ChristenUnie-Kamerlid Don Ceder schrijft dat de CU graag haar afweging toelicht, „in de hoop dat dit de (grootste) zorgen wegneemt”. Volgens Ceder heeft niet zozeer de inhoud, maar de „timing van deze motie, en ook de context van eerder gedane uitspraken door verantwoordelijke bewindspersonen, begrijpelijkerwijs veel stof doen opwaaien”. Hij doelt op VVD-staatssecretaris Jurgen Nobel (Participatie en Integratie), die had gezegd dat „een groot deel” van de islamitische jongeren „onze normen en waarden” niet deelt.

Zowel het CDA als de ChristenUnie neemt niet echt afstand van de inhoud, maar zet hun stem voor de motie neer als verkeerd begrepen. In de laatste zin van de verklaring schrijft het CDA bovendien dat het „niet helpt” dat de Kamerleden „elke dinsdag over zo’n driehonderd moties moeten stemmen.” Het CDA maakt al langer een punt van het grote aantal (symbolische) moties. Opvallend is daarbij dat het CDA ook de motie-Becker afdoet als onzinnig. „Het is goed om te weten dat dergelijk onderzoek allang gebeurt […]. Je zou dus ook kunnen zeggen dat deze motie overbodig is en al wordt uitgevoerd.” Waarom het CDA voor een zelfverklaard overbodige motie zou stemmen, legt de partij niet uit.

Cynisch en verdrietig

VVD-Kamerlid Bente Becker, de indiener van de motie, liet twee dagen na de stemming van zich horen. In een videoboodschap zei ze dat ze de motie had ingediend zodat „we het debat kunnen voeren op basis van wat er echt gebeurt in de samenleving, in plaats van op basis van onze onderbuik”. Ze wordt „heel cynisch en een beetje verdrietig” dat wordt gezegd dat de VVD mensen met een migratieachtergrond „wil gaan volgen, in een register wil gaan zetten, alsof het een racistisch voorstel is”.

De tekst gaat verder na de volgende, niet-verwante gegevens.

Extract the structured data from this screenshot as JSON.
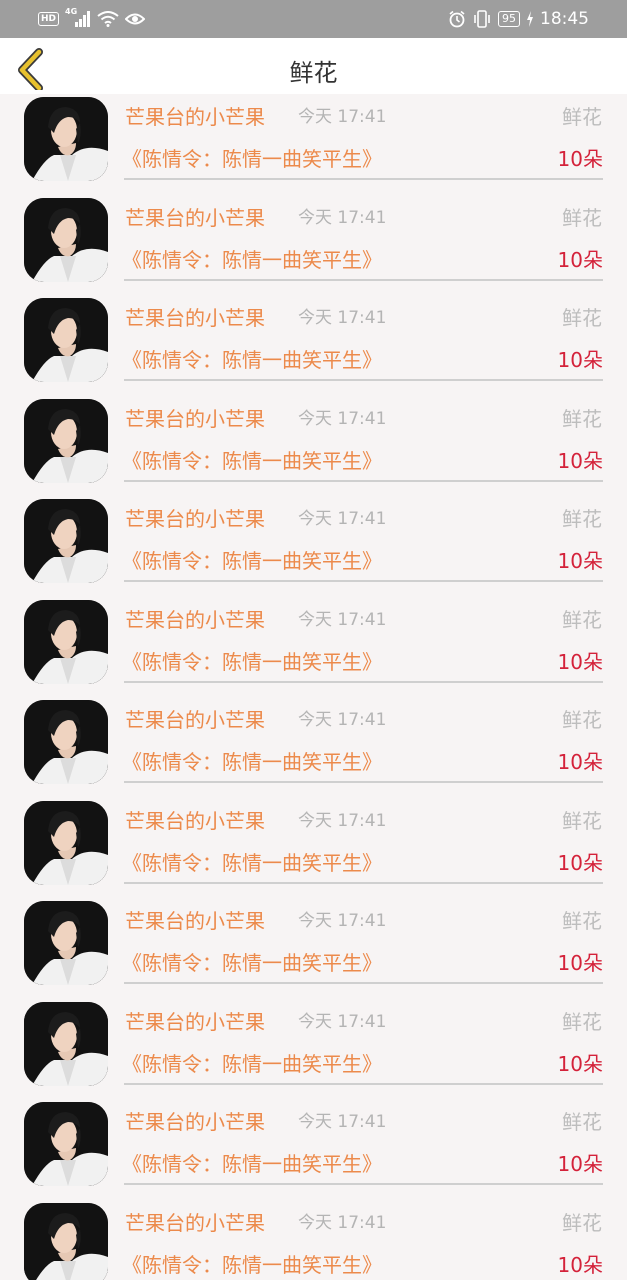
{
  "status_bar": {
    "hd_label": "HD",
    "network_label": "4G",
    "battery_level": "95",
    "time": "18:45"
  },
  "header": {
    "title": "鲜花",
    "back_icon": "chevron-left-icon"
  },
  "colors": {
    "accent_orange": "#ec8a4b",
    "count_red": "#d4223a",
    "back_arrow_yellow": "#e7c12e"
  },
  "items": [
    {
      "sender": "芒果台的小芒果",
      "time": "今天 17:41",
      "gift_type": "鲜花",
      "program": "《陈情令：陈情一曲笑平生》",
      "count": "10朵"
    },
    {
      "sender": "芒果台的小芒果",
      "time": "今天 17:41",
      "gift_type": "鲜花",
      "program": "《陈情令：陈情一曲笑平生》",
      "count": "10朵"
    },
    {
      "sender": "芒果台的小芒果",
      "time": "今天 17:41",
      "gift_type": "鲜花",
      "program": "《陈情令：陈情一曲笑平生》",
      "count": "10朵"
    },
    {
      "sender": "芒果台的小芒果",
      "time": "今天 17:41",
      "gift_type": "鲜花",
      "program": "《陈情令：陈情一曲笑平生》",
      "count": "10朵"
    },
    {
      "sender": "芒果台的小芒果",
      "time": "今天 17:41",
      "gift_type": "鲜花",
      "program": "《陈情令：陈情一曲笑平生》",
      "count": "10朵"
    },
    {
      "sender": "芒果台的小芒果",
      "time": "今天 17:41",
      "gift_type": "鲜花",
      "program": "《陈情令：陈情一曲笑平生》",
      "count": "10朵"
    },
    {
      "sender": "芒果台的小芒果",
      "time": "今天 17:41",
      "gift_type": "鲜花",
      "program": "《陈情令：陈情一曲笑平生》",
      "count": "10朵"
    },
    {
      "sender": "芒果台的小芒果",
      "time": "今天 17:41",
      "gift_type": "鲜花",
      "program": "《陈情令：陈情一曲笑平生》",
      "count": "10朵"
    },
    {
      "sender": "芒果台的小芒果",
      "time": "今天 17:41",
      "gift_type": "鲜花",
      "program": "《陈情令：陈情一曲笑平生》",
      "count": "10朵"
    },
    {
      "sender": "芒果台的小芒果",
      "time": "今天 17:41",
      "gift_type": "鲜花",
      "program": "《陈情令：陈情一曲笑平生》",
      "count": "10朵"
    },
    {
      "sender": "芒果台的小芒果",
      "time": "今天 17:41",
      "gift_type": "鲜花",
      "program": "《陈情令：陈情一曲笑平生》",
      "count": "10朵"
    },
    {
      "sender": "芒果台的小芒果",
      "time": "今天 17:41",
      "gift_type": "鲜花",
      "program": "《陈情令：陈情一曲笑平生》",
      "count": "10朵"
    }
  ]
}
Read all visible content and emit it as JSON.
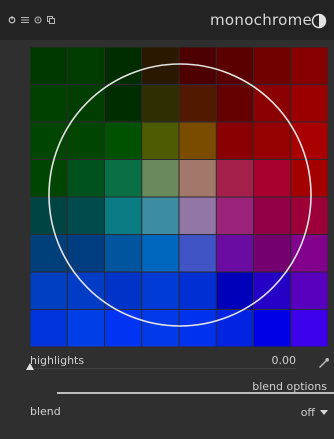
{
  "module": {
    "name": "monochrome",
    "header_icons": [
      "power-icon",
      "menu-icon",
      "reset-icon",
      "copy-icon"
    ],
    "preset_icon": "half-circle-icon"
  },
  "color_grid": {
    "rows": 8,
    "cols": 8,
    "colors": [
      [
        "#003900",
        "#003c00",
        "#002d00",
        "#2a1800",
        "#4c0000",
        "#5b0000",
        "#710000",
        "#870000"
      ],
      [
        "#004100",
        "#003d00",
        "#002d00",
        "#2e2e00",
        "#511900",
        "#640000",
        "#8b0000",
        "#9b0000"
      ],
      [
        "#004600",
        "#004600",
        "#005200",
        "#4f5b00",
        "#7a4c00",
        "#8a0000",
        "#950000",
        "#a80000"
      ],
      [
        "#004600",
        "#00521c",
        "#087044",
        "#6a8a5c",
        "#a2786a",
        "#a5204a",
        "#a8002f",
        "#a50000"
      ],
      [
        "#004444",
        "#004b4b",
        "#087c82",
        "#3c8ca3",
        "#9277a6",
        "#9a2279",
        "#930048",
        "#9d0038"
      ],
      [
        "#00407a",
        "#003c80",
        "#00569e",
        "#0067bf",
        "#4054c5",
        "#6a0ba1",
        "#74006f",
        "#81008c"
      ],
      [
        "#003ec2",
        "#003cc5",
        "#0034c9",
        "#003bd5",
        "#0030d3",
        "#0000bb",
        "#2500c5",
        "#5900bf"
      ],
      [
        "#0033db",
        "#003ee8",
        "#0034f3",
        "#003ae8",
        "#0031ec",
        "#0024e2",
        "#0000e6",
        "#3c00ea"
      ]
    ]
  },
  "highlights": {
    "label": "highlights",
    "value": "0.00",
    "position": 0.0,
    "picker_icon": "color-picker-icon"
  },
  "blend": {
    "options_label": "blend options",
    "label": "blend",
    "value": "off",
    "dropdown_icon": "chevron-down-icon"
  },
  "colors": {
    "background": "#2f2f2f",
    "header": "#232323",
    "text": "#d4d4d4",
    "circle": "#e4e4e4"
  }
}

Het Sociaal Cultureel Planbureau, dat de onderzoeken zou moeten uitvoeren, schrijft dat het sowieso volgend jaar onderzoek zou gaan doen naar „de waardeoriëntaties op onder andere cultureel en religieus gebied”, zoals sinds 2006 elke vijf jaar gebeurt. Onder meer naar „sociale bindingen, sociaal en institutioneel vertrouwen en over waardenoriëntaties”. Maar: „Dat doen we voor de hele bevolking en daarin hanteren we een brede blik op diversiteit.” Over aanvullende of alternatieve onderzoeksplannen heeft het ministerie van Sociale Zaken en Werkgelegenheid geen contact opgenomen met het SCP.

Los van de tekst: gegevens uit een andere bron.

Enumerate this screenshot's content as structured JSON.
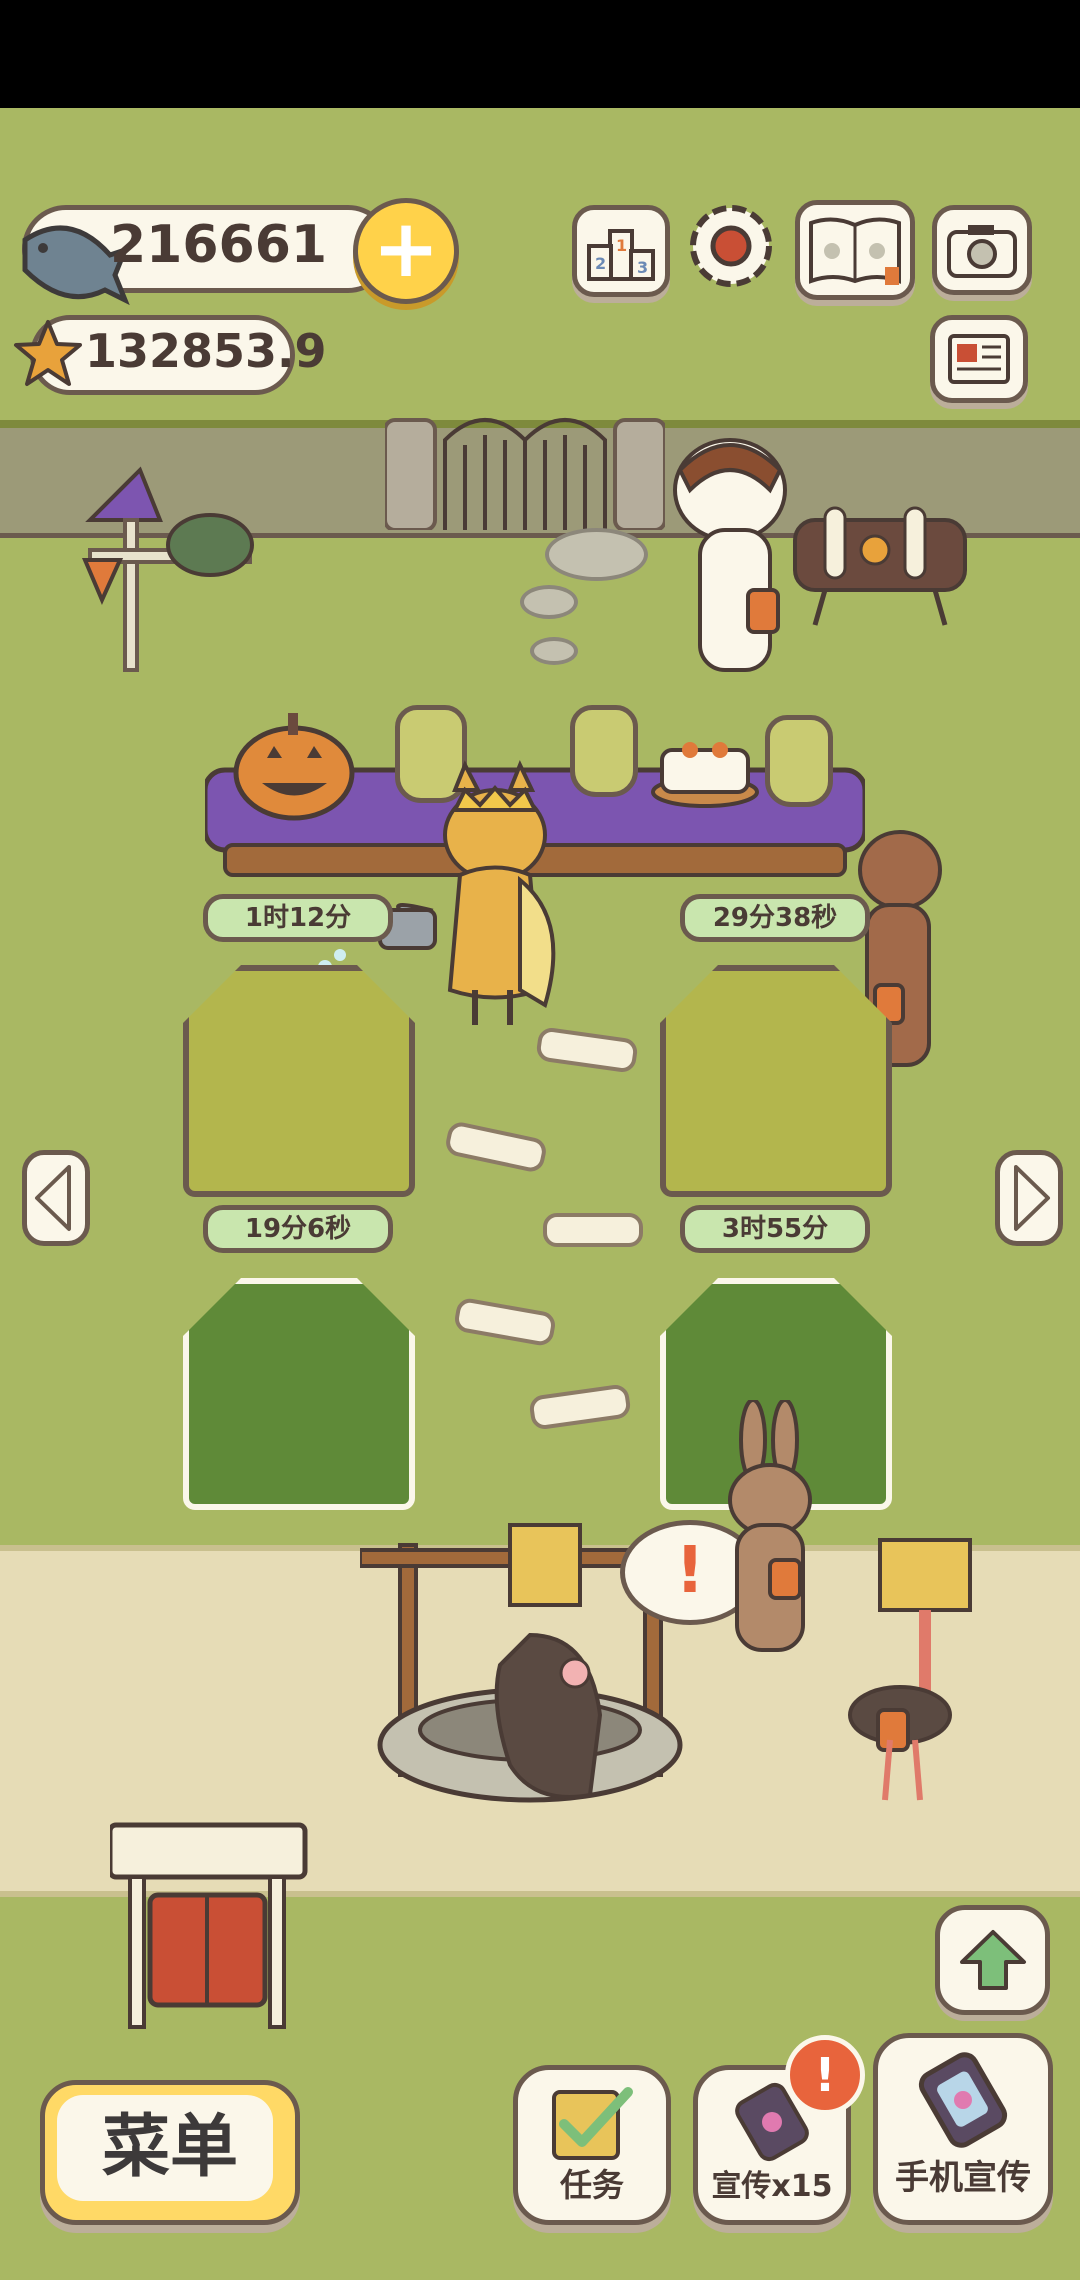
{
  "currency": {
    "fish_amount": "216661",
    "star_amount": "132853.9"
  },
  "timers": {
    "gh_top_left": "1时12分",
    "gh_top_right": "29分38秒",
    "gh_bottom_left": "19分6秒",
    "gh_bottom_right": "3时55分"
  },
  "buttons": {
    "menu_label": "菜单",
    "tasks_label": "任务",
    "promote_label": "宣传x15",
    "phone_promote_label": "手机宣传",
    "add_label": "+",
    "notice_mark": "!"
  },
  "colors": {
    "grass": "#a9b863",
    "path": "#e6dcb6",
    "outline": "#6b5a4e",
    "timer_bg": "#c9e6ae",
    "menu_yellow": "#ffd966",
    "notice_red": "#e8643c"
  }
}
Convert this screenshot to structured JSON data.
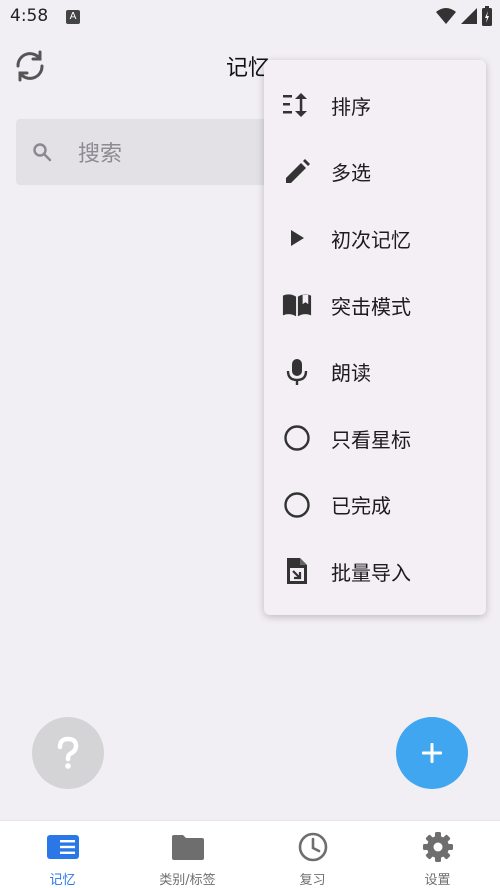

Hoe dan ook: een motie is niet bindend maar dient om de wil van de Kamer duidelijk te maken. In dit geval aan staatssecretaris Nobel. Die verwees in zijn stemadvies over de motie naar het onderzoek dat het SCP in 2025 sowieso al gaat doen. Zijn collega staatssecretaris Teun Struycken (Rechtsbescherming, namens NSC), reageerde wel gepikeerd. In de EO-talkshow Dit is Tijs noemde hij de motie „zorgelijk”. „Het gekke is: het bijhouden van religieuze opvattingen in het algemeen, dat gebeurt al. In zoverre was de motie overbodig. Maar specifiek over mensen met een migratieachtergrond – dat gaat mij te ver.”